Well Zep- and others who think that splog (spam blogging) is not a problem.

Hate to burst your ideal bubble, but the numbers are exagerated exactly because of that reason. Splogs are a huge problem. Its not as easy as saying nobody will link to them- they are linking to you, on a wide scal basis.

Try this link to read more about the problem that even Google cannot solve at this point:

Google Tries CAPTCHA

But to echo the great news, it is catching on, and it is a trend.

Hutch - you are right. I underetimated the risk of splogs. I read some articles - for example the one you linked - and know more now.

Chris_B,

sure, everybody has the actual hardware now, but they aren't participating for two reasons.

1. The software isn't right. It's too complicated, it's hard to find something you can trust. There are all the dumb NAT problems too (although they are soluble). The software can and will get better.

2. There isn't any benefit for the mainstream user. At the moment, the bandwidth choke is on the broadband link between the user's home and the core. You might as well download from a large 'core' site as from P2P because the speed will be pretty much the same.

This won't always be the case. As more users are added and last-mile pipes get bigger, there will be some degree of congestion in the core once again. Servers in the core just won't be able to keep up with multimedia downloads. So there will be more of a need for some type of P2P infrastructure for mainstream media.

Antoin:

You actually re-enforced my point rather than rebutting it.

1. The problem is inddeed client side rather than server side in terms of complexity. Any drooler can setup a blogger/AOL/MySpace/.Mac page, but setting up a server at home is enough work to deter even the majority of "power users". IPV4 is complicated, IPV6 even more so. Even if home routers become simple enough for Joe & Jane Sixpack to easily configure a route to a home server, there will always be a learning curve to debugging and maintaining said server which will deter almost all but the most willing.

2. Actually serving up text/images takes very little bandwidth. Expantion at the edges creates incentive to take and possibly share but not to create and share.

Additionally, AFAIK, it remains to be proven whether a distributed peering distribution system scales better and more consistantly than a well designed centralized or quasi-centralized distribution system. I am not advocating one over the other, just saying the jury is still out on this one.

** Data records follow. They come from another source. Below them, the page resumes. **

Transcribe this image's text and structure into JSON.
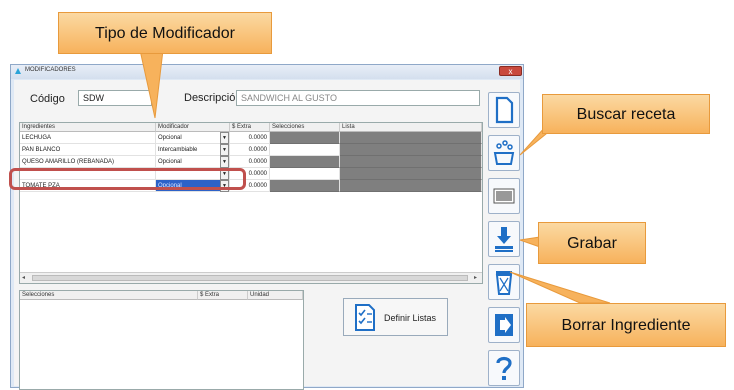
{
  "window": {
    "title": "MODIFICADORES",
    "close_label": "x"
  },
  "header": {
    "code_label": "Código",
    "code_value": "SDW",
    "desc_label": "Descripción",
    "desc_value": "SANDWICH AL GUSTO"
  },
  "grid": {
    "columns": [
      "Ingredientes",
      "Modificador",
      "$ Extra",
      "Selecciones",
      "Lista"
    ],
    "rows": [
      {
        "ingrediente": "LECHUGA",
        "modificador": "Opcional",
        "extra": "0.0000"
      },
      {
        "ingrediente": "PAN BLANCO",
        "modificador": "Intercambiable",
        "extra": "0.0000"
      },
      {
        "ingrediente": "QUESO AMARILLO (REBANADA)",
        "modificador": "Opcional",
        "extra": "0.0000"
      },
      {
        "ingrediente": "",
        "modificador": "",
        "extra": "0.0000"
      },
      {
        "ingrediente": "TOMATE PZA",
        "modificador": "Opcional",
        "extra": "0.0000"
      }
    ]
  },
  "lower_grid": {
    "columns": [
      "Selecciones",
      "$ Extra",
      "Unidad"
    ]
  },
  "buttons": {
    "definir_listas": "Definir Listas"
  },
  "icons": [
    "new-document-icon",
    "search-recipe-icon",
    "barcode-icon",
    "save-icon",
    "trash-icon",
    "exit-icon",
    "help-icon"
  ],
  "callouts": {
    "tipo_modificador": "Tipo de Modificador",
    "buscar_receta": "Buscar receta",
    "grabar": "Grabar",
    "borrar_ingrediente": "Borrar Ingrediente"
  },
  "colors": {
    "callout": "#f7b25c",
    "highlight": "#c0504d",
    "icon_blue": "#1f6fc6",
    "selection": "#2d62c8"
  }
}
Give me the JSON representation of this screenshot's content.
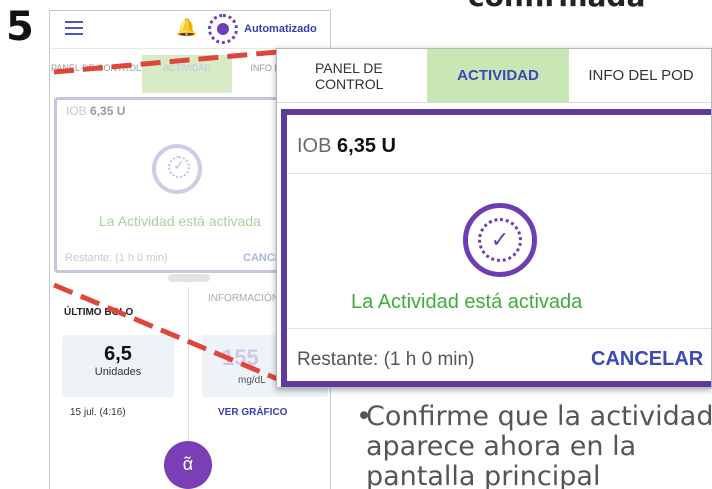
{
  "step_number": "5",
  "heading_fragment": "confirmada",
  "phone": {
    "header": {
      "mode_label": "Automatizado"
    },
    "tabs": [
      "PANEL DE CONTROL",
      "ACTIVIDAD",
      "INFO DEL POD"
    ],
    "activity_card": {
      "iob_label": "IOB",
      "iob_value": "6,35 U",
      "status_text": "La Actividad está activada",
      "remaining_text": "Restante: (1 h 0 min)",
      "cancel_label": "CANCELAR"
    },
    "last_bolus": {
      "title": "ÚLTIMO BOLO",
      "value": "6,5",
      "unit": "Unidades",
      "date": "15 jul. (4:16)"
    },
    "sensor": {
      "title": "INFORMACIÓN SENSOR",
      "value": "155",
      "unit": "mg/dL",
      "graph_link": "VER GRÁFICO"
    },
    "fab_icon": "bolus-icon"
  },
  "zoom": {
    "tabs": [
      "PANEL DE CONTROL",
      "ACTIVIDAD",
      "INFO DEL POD"
    ],
    "iob_label": "IOB",
    "iob_value": "6,35 U",
    "status_text": "La Actividad está activada",
    "remaining_text": "Restante: (1 h 0 min)",
    "cancel_label": "CANCELAR"
  },
  "instruction": {
    "line1": "Confirme que la actividad",
    "line2": "aparece ahora en la",
    "line3": "pantalla principal"
  },
  "colors": {
    "accent_purple": "#5c3a9e",
    "active_tab_green": "#c9e7b4",
    "status_green": "#3fad3a",
    "link_blue": "#3b48b8",
    "callout_red": "#e0453a"
  }
}
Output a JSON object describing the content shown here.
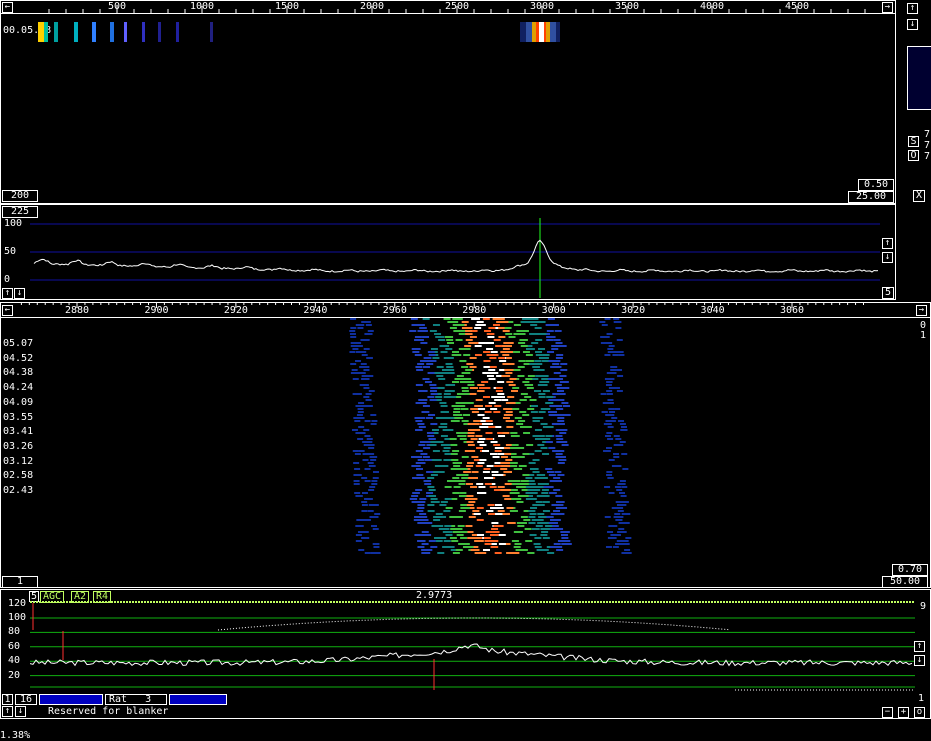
{
  "top_scale": {
    "ticks": [
      "500",
      "1000",
      "1500",
      "2000",
      "2500",
      "3000",
      "3500",
      "4000",
      "4500"
    ]
  },
  "top_waterfall": {
    "timestamp": "00.05.08",
    "lower_left": "200",
    "lower_right_top": "0.50",
    "lower_right_bottom": "25.00"
  },
  "spectrum": {
    "top_left": "225",
    "y_labels": [
      "100",
      "50",
      "0"
    ],
    "bottom_right": "5"
  },
  "zoom_scale": {
    "ticks": [
      "2880",
      "2900",
      "2920",
      "2940",
      "2960",
      "2980",
      "3000",
      "3020",
      "3040",
      "3060"
    ]
  },
  "zoom_waterfall": {
    "time_labels": [
      "05.07",
      "04.52",
      "04.38",
      "04.24",
      "04.09",
      "03.55",
      "03.41",
      "03.26",
      "03.12",
      "02.58",
      "02.43"
    ],
    "right_top": "0",
    "right_second": "1",
    "lower_left": "1",
    "lower_right_top": "0.70",
    "lower_right_bottom": "50.00"
  },
  "baseband": {
    "left_value": "5",
    "tags": [
      "AGC",
      "A2",
      "R4"
    ],
    "frequency": "2.9773",
    "y_labels": [
      "120",
      "100",
      "80",
      "60",
      "40",
      "20"
    ],
    "right_label": "9",
    "right_bottom_label": "1"
  },
  "bottom_bar": {
    "counter": "16",
    "rat_label": "Rat",
    "rat_value": "3",
    "status_text": "Reserved for blanker"
  },
  "side_panel": {
    "labels": [
      "S",
      "O"
    ],
    "digits": [
      "7",
      "7",
      "7"
    ],
    "x_button": "X"
  },
  "footer": {
    "text": "1.38%"
  },
  "colors": {
    "grid_blue": "#1010a0",
    "grid_green": "#10b010",
    "trace": "#ffffff",
    "marker": "#20ff20",
    "peak_red": "#ff3030"
  }
}
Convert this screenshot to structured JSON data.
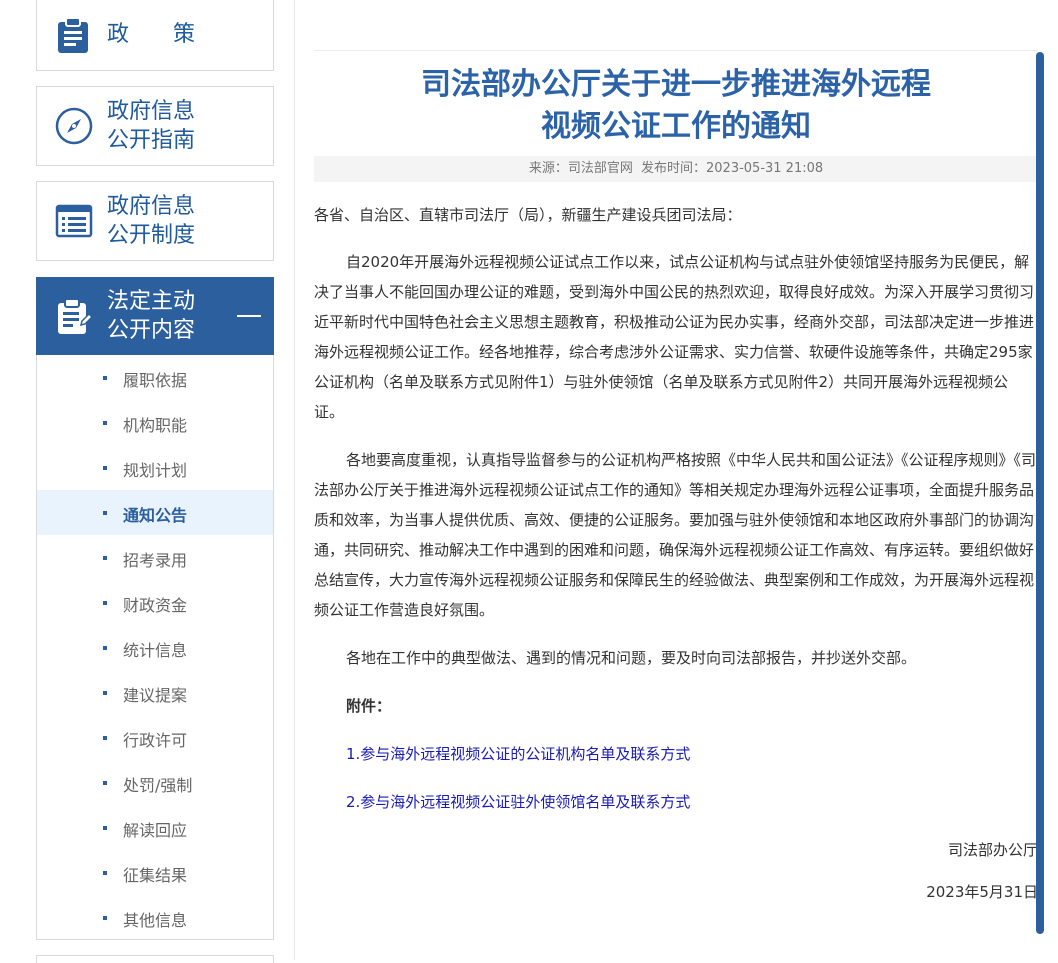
{
  "sidebar": {
    "cards": {
      "policy": "政　　策",
      "guide_line1": "政府信息",
      "guide_line2": "公开指南",
      "system_line1": "政府信息",
      "system_line2": "公开制度",
      "active_line1": "法定主动",
      "active_line2": "公开内容"
    },
    "items": [
      {
        "label": "履职依据"
      },
      {
        "label": "机构职能"
      },
      {
        "label": "规划计划"
      },
      {
        "label": "通知公告"
      },
      {
        "label": "招考录用"
      },
      {
        "label": "财政资金"
      },
      {
        "label": "统计信息"
      },
      {
        "label": "建议提案"
      },
      {
        "label": "行政许可"
      },
      {
        "label": "处罚/强制"
      },
      {
        "label": "解读回应"
      },
      {
        "label": "征集结果"
      },
      {
        "label": "其他信息"
      }
    ],
    "active_item": "通知公告",
    "icons": [
      "clipboard-icon",
      "compass-icon",
      "list-window-icon",
      "document-edit-icon"
    ]
  },
  "article": {
    "title_line1": "司法部办公厅关于进一步推进海外远程",
    "title_line2": "视频公证工作的通知",
    "source": "来源：司法部官网",
    "published": "发布时间：2023-05-31 21:08",
    "salutation": "各省、自治区、直辖市司法厅（局），新疆生产建设兵团司法局：",
    "paragraphs": [
      "自2020年开展海外远程视频公证试点工作以来，试点公证机构与试点驻外使领馆坚持服务为民便民，解决了当事人不能回国办理公证的难题，受到海外中国公民的热烈欢迎，取得良好成效。为深入开展学习贯彻习近平新时代中国特色社会主义思想主题教育，积极推动公证为民办实事，经商外交部，司法部决定进一步推进海外远程视频公证工作。经各地推荐，综合考虑涉外公证需求、实力信誉、软硬件设施等条件，共确定295家公证机构（名单及联系方式见附件1）与驻外使领馆（名单及联系方式见附件2）共同开展海外远程视频公证。",
      "各地要高度重视，认真指导监督参与的公证机构严格按照《中华人民共和国公证法》《公证程序规则》《司法部办公厅关于推进海外远程视频公证试点工作的通知》等相关规定办理海外远程公证事项，全面提升服务品质和效率，为当事人提供优质、高效、便捷的公证服务。要加强与驻外使领馆和本地区政府外事部门的协调沟通，共同研究、推动解决工作中遇到的困难和问题，确保海外远程视频公证工作高效、有序运转。要组织做好总结宣传，大力宣传海外远程视频公证服务和保障民生的经验做法、典型案例和工作成效，为开展海外远程视频公证工作营造良好氛围。",
      "各地在工作中的典型做法、遇到的情况和问题，要及时向司法部报告，并抄送外交部。"
    ],
    "attachments_heading": "附件：",
    "attachments": [
      "1.参与海外远程视频公证的公证机构名单及联系方式",
      "2.参与海外远程视频公证驻外使领馆名单及联系方式"
    ],
    "signature": "司法部办公厅",
    "date": "2023年5月31日"
  },
  "colors": {
    "accent": "#2c5f9e",
    "title": "#2b62a8",
    "link": "#1a1ab8",
    "active_item_bg": "#e8f3fd"
  }
}
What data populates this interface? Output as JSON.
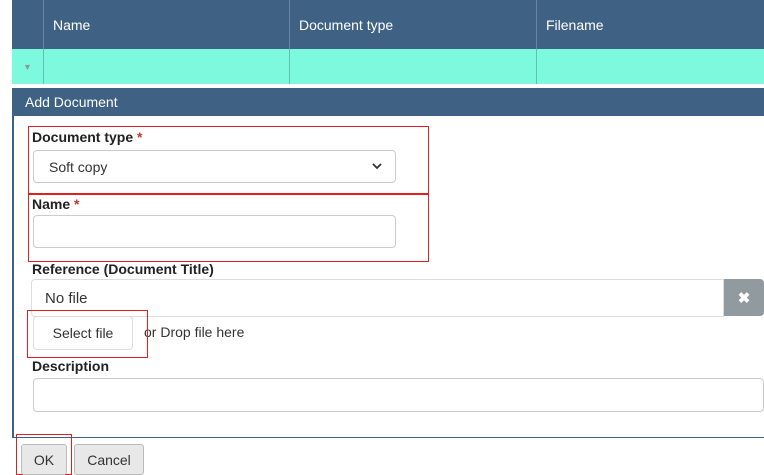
{
  "grid": {
    "columns": [
      "Name",
      "Document type",
      "Filename"
    ],
    "expand_icon": "caret-down-icon"
  },
  "dialog": {
    "title": "Add Document",
    "document_type": {
      "label": "Document type",
      "required_mark": "*",
      "selected": "Soft copy"
    },
    "name": {
      "label": "Name",
      "required_mark": "*",
      "value": ""
    },
    "reference": {
      "label": "Reference (Document Title)",
      "file_status": "No file",
      "clear_icon": "close-icon",
      "clear_symbol": "✖",
      "select_file_label": "Select file",
      "drop_hint": "or Drop file here"
    },
    "description": {
      "label": "Description",
      "value": ""
    }
  },
  "buttons": {
    "ok": "OK",
    "cancel": "Cancel"
  },
  "colors": {
    "header": "#3f6184",
    "row_highlight": "#7dfadd",
    "required": "#c0392b",
    "annotation_border": "#e02020"
  }
}
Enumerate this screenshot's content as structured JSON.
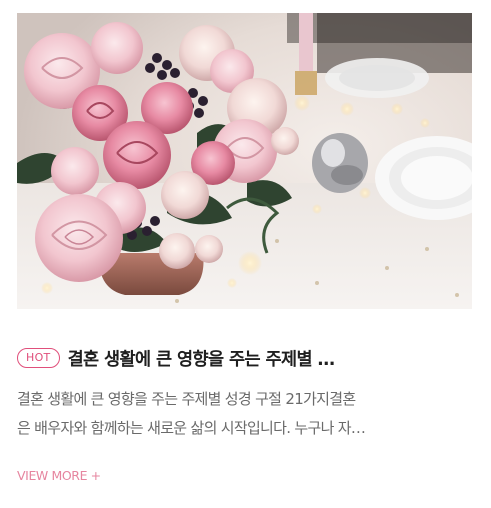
{
  "post": {
    "image_alt": "pink roses bouquet on a decorated dinner table",
    "badge": "HOT",
    "title": "결혼 생활에 큰 영향을 주는 주제별 …",
    "summary_line1": "결혼 생활에 큰 영향을 주는 주제별 성경 구절 21가지결혼",
    "summary_line2": "은 배우자와 함께하는 새로운 삶의 시작입니다. 누구나 자…",
    "more_label": "VIEW MORE +"
  },
  "colors": {
    "accent_pink": "#e04f7b",
    "more_link": "#e6859f",
    "title": "#1f1f1f",
    "summary": "#6a6a6a"
  }
}
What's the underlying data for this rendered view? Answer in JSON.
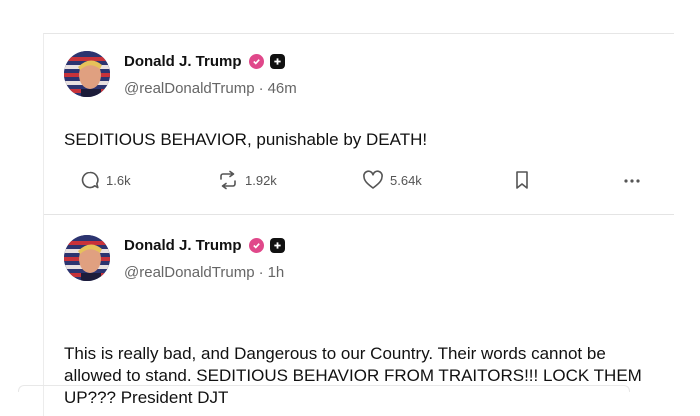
{
  "posts": [
    {
      "author": "Donald J. Trump",
      "handle": "@realDonaldTrump",
      "time": "46m",
      "text": "SEDITIOUS BEHAVIOR, punishable by DEATH!",
      "replies": "1.6k",
      "reposts": "1.92k",
      "likes": "5.64k"
    },
    {
      "author": "Donald J. Trump",
      "handle": "@realDonaldTrump",
      "time": "1h",
      "text": "This is really bad, and Dangerous to our Country. Their words cannot be allowed to stand. SEDITIOUS BEHAVIOR FROM TRAITORS!!! LOCK THEM UP??? President DJT"
    }
  ],
  "separator": "·",
  "icons": {
    "reply": "reply-icon",
    "repost": "repost-icon",
    "like": "heart-icon",
    "bookmark": "bookmark-icon",
    "more": "more-icon",
    "verified": "verified-badge-icon",
    "plus": "plus-badge-icon"
  },
  "colors": {
    "verified": "#e0488a",
    "muted": "#666666",
    "divider": "#e4e4e4"
  }
}
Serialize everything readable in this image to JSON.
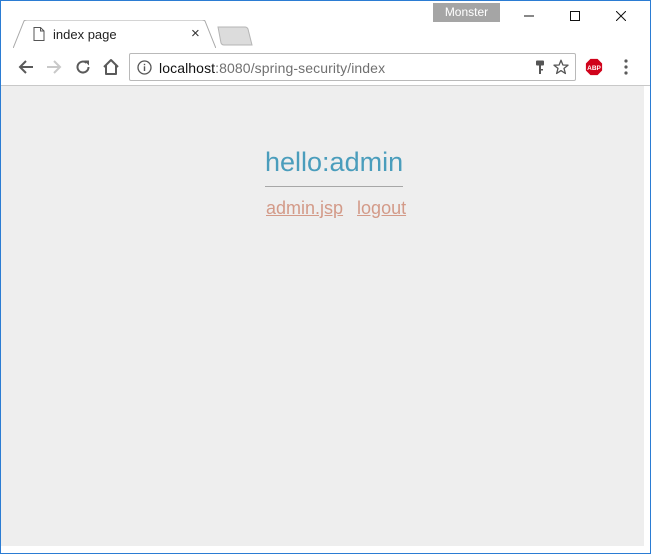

While there may be 20 million blogs out there, Blogger, I mean so many, are absolute junk. What I find more annoying that splogs are the blogs that just set up RSS feeds of other people's blogs in an attempt to generate some Goo-Bucks (Bucks from Google Adsense). That is my term......and it is trademarked, copyrighted, registered and patented.

Shoelover

Well, it's all complicated. Running a server is pretty simple compared to routing and NAT. It's a matter of bundling the thing up sensibly.

I'm talking distribution rather than creation. I have no idea whether decentralized distribution will drive decentralized content creation. The answer is probably 'sort of'.

I am pretty certain that a centralized unicast system won't scale to TV-like levels. It just doesn't work.

Also, how many populations are 100 percent wired and communicating via net?

--exactly. The whole www thing is not half as ww as we like to think (especially the web 2.0 as it is enviewed by some is not even desirable for many ppl in RL)

Nevertheless, I agree with the common perception that blogging is changing society, but it hasn't hit the RL mainstream yet as Ebay i.e.
South Korea, if you consider cyworld and the such as weblogs (rather mini-homepages imho) is an exception. Haven't seen any other country where ppl where interconnected on the web as often as in Korea.